While landfill expansion is a valid option, it may not be realistic for all landfills, especially those in densely populated metropolitan areas.

Strea​mlining What's Sent to Landfills

One clear and effective solution is to decrease the amount of trash that we send to landfills each year. While people may not be able to do much about the amount of waste they create each day, they can control how it is disposed. This solution has been put to the test in San Francisco in recent years and it appears to be working. In a recent interview with PBS NewsHour, San Francisco Mayor Ed Lee proudly touted the city's 80 percent landfill diversion rate, which is the highest of any city in North America.

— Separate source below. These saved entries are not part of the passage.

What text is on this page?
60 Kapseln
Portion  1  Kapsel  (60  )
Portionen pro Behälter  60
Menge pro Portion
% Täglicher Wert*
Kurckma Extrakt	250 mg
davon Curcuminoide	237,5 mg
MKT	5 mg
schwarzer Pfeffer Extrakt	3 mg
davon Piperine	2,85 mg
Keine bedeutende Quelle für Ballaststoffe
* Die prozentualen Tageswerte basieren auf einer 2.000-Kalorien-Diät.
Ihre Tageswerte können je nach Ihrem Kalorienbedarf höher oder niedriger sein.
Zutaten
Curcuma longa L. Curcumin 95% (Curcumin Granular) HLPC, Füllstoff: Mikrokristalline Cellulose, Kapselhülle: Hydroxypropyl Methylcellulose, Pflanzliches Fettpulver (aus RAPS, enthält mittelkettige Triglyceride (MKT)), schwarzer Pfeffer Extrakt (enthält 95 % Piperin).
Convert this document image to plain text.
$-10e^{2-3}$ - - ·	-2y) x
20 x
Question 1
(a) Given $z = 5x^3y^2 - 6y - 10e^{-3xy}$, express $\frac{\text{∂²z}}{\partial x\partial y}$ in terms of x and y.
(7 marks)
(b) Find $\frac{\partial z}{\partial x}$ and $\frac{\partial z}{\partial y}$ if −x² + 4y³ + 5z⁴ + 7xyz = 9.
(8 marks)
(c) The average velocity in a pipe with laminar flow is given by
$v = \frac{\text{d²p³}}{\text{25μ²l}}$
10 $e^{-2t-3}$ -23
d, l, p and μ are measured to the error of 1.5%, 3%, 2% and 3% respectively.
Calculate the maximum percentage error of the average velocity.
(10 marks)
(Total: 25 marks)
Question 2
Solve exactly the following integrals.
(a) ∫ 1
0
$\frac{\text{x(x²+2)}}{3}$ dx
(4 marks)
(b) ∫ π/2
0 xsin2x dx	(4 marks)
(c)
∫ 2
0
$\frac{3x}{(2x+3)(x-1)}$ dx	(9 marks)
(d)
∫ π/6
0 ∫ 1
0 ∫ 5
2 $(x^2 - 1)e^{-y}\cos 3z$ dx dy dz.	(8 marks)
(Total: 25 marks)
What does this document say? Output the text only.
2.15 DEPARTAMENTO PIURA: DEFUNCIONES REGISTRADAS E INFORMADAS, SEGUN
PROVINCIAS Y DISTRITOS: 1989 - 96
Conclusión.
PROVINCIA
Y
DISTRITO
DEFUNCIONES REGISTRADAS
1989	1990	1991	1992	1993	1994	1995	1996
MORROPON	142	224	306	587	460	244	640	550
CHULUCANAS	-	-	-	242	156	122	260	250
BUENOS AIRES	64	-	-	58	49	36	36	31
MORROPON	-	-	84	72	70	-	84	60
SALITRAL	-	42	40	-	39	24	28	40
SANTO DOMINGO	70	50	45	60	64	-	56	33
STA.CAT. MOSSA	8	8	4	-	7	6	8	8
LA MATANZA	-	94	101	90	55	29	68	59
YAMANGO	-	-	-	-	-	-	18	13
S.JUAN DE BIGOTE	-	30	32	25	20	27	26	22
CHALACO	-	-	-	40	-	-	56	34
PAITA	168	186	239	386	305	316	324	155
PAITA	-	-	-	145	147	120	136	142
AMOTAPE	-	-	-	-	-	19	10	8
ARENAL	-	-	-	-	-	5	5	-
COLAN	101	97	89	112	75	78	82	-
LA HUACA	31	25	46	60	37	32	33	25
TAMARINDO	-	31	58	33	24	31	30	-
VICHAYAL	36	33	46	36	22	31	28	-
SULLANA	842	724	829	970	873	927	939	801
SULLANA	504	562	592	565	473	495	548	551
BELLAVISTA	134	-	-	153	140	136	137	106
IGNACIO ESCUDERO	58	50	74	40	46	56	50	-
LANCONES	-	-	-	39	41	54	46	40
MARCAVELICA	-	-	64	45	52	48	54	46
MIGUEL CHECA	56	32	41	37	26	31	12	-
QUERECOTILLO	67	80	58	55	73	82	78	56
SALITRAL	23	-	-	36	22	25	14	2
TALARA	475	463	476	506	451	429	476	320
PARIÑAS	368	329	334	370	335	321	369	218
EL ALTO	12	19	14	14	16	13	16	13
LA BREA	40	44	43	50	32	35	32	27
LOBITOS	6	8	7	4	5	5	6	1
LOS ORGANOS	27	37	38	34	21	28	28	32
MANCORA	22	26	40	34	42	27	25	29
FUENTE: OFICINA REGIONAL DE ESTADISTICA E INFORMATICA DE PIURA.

San Francisco achieved this milestone by legally mandating all businesses and residents recycle and compost appropriate items. They have additional collections for compostable and recyclable waste, and trash auditors randomly inspect bin contents to be sure that waste is correctly sorted. According to PBS, residents can be fined anywhere from $100 to $1,000 for not properly sorting their trash, with the goal to become a zero waste city by 2020.

Infrastructure Updates

The city has adapted their entire infrastructure to meet waste diversion goals. Recology, the private garbage collection company that has served San Francisco for 80 years, has heavily invested in state-of-the-art composting and recycling facilities to accommodate the increased demands caused by the landfill diversion initiative. The company recently rebranded, changing its name from Norcal Waste Systems to Recology, to better represent the demands of modern waste management, according to a company press release. To manage the growing amount of compost waste, Recology built a 22-acre facility northeast of the city where yard clippings and food scraps are transformed into nutrient-rich soil, which is then used by farms throughout California, according to PBS NewsHour.